Latent Context Language Models (LCLMs) achieve competitive encoder-decoder KV cache compression at scale
Researchers introduce Latent Context Language Models (LCLMs), a family of encoder-decoder compressors that map long token sequences to shorter latent embeddings consumed by a decoder, targeting the KV cache memory bottleneck in long-context inference. The authors conduct architecture search and continually pre-train 0.6B-encoder/4B-decoder models on over 350B tokens at compression ratios of 1:4, 1:8, and 1:16. LCLMs improve the Pareto frontier across general-task performance, compression speed, and peak memory, and are demonstrated as efficient backbones for long-horizon agents that can skim compressed context and expand relevant segments on demand. The work closes a previously noted gap between encoder-decoder approaches and KV cache compression methods on the accuracy-efficiency frontier.

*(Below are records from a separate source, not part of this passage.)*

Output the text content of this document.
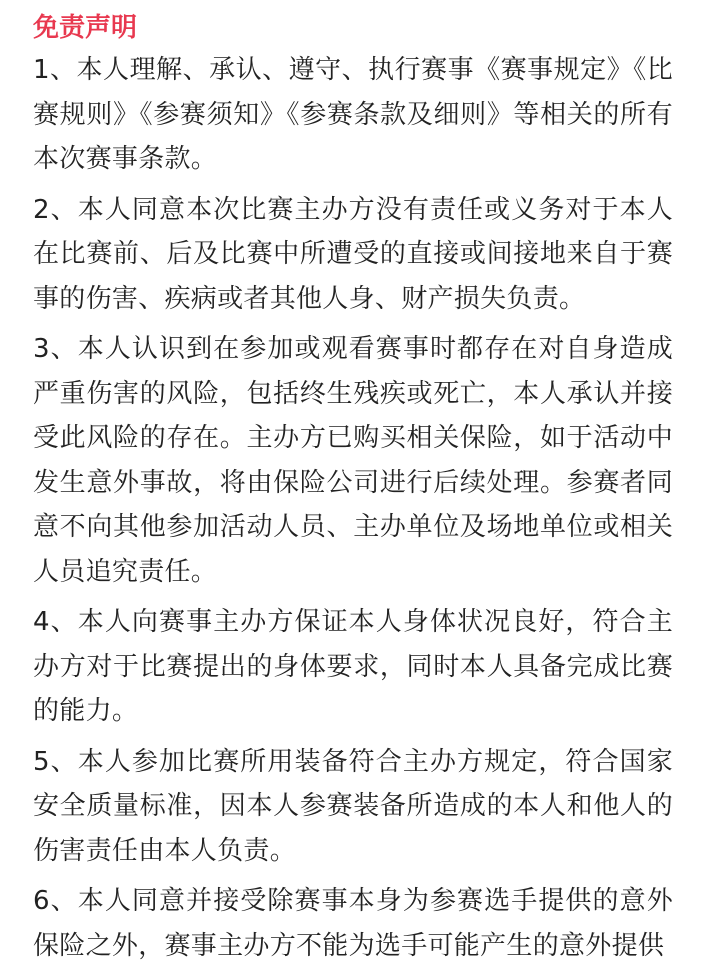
免责声明

1、本人理解、承认、遵守、执行赛事《赛事规定》《比赛规则》《参赛须知》《参赛条款及细则》等相关的所有本次赛事条款。

2、本人同意本次比赛主办方没有责任或义务对于本人在比赛前、后及比赛中所遭受的直接或间接地来自于赛事的伤害、疾病或者其他人身、财产损失负责。

3、本人认识到在参加或观看赛事时都存在对自身造成严重伤害的风险，包括终生残疾或死亡，本人承认并接受此风险的存在。主办方已购买相关保险，如于活动中发生意外事故，将由保险公司进行后续处理。参赛者同意不向其他参加活动人员、主办单位及场地单位或相关人员追究责任。

4、本人向赛事主办方保证本人身体状况良好，符合主办方对于比赛提出的身体要求，同时本人具备完成比赛的能力。

5、本人参加比赛所用装备符合主办方规定，符合国家安全质量标准，因本人参赛装备所造成的本人和他人的伤害责任由本人负责。

6、本人同意并接受除赛事本身为参赛选手提供的意外保险之外，赛事主办方不能为选手可能产生的意外提供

SkillGenBench: Benchmarking Skill Generation Pipelines for LLM Agents
SkillGenBench is a new benchmark designed to evaluate the ability of LLM agents to generate correct, reusable, and executable skills from raw repositories and documents, rather than merely using pre-provided skills. It covers two generation regimes (task-conditioned and task-agnostic) and two procedural sources (repository-grounded and document-grounded), with standardized execution-based evaluation protocols. Experiments across multiple skill-generation methods reveal substantial performance variation and distinct failure modes depending on source type. The benchmark aims to establish skill generation as an independent research problem within agent systems.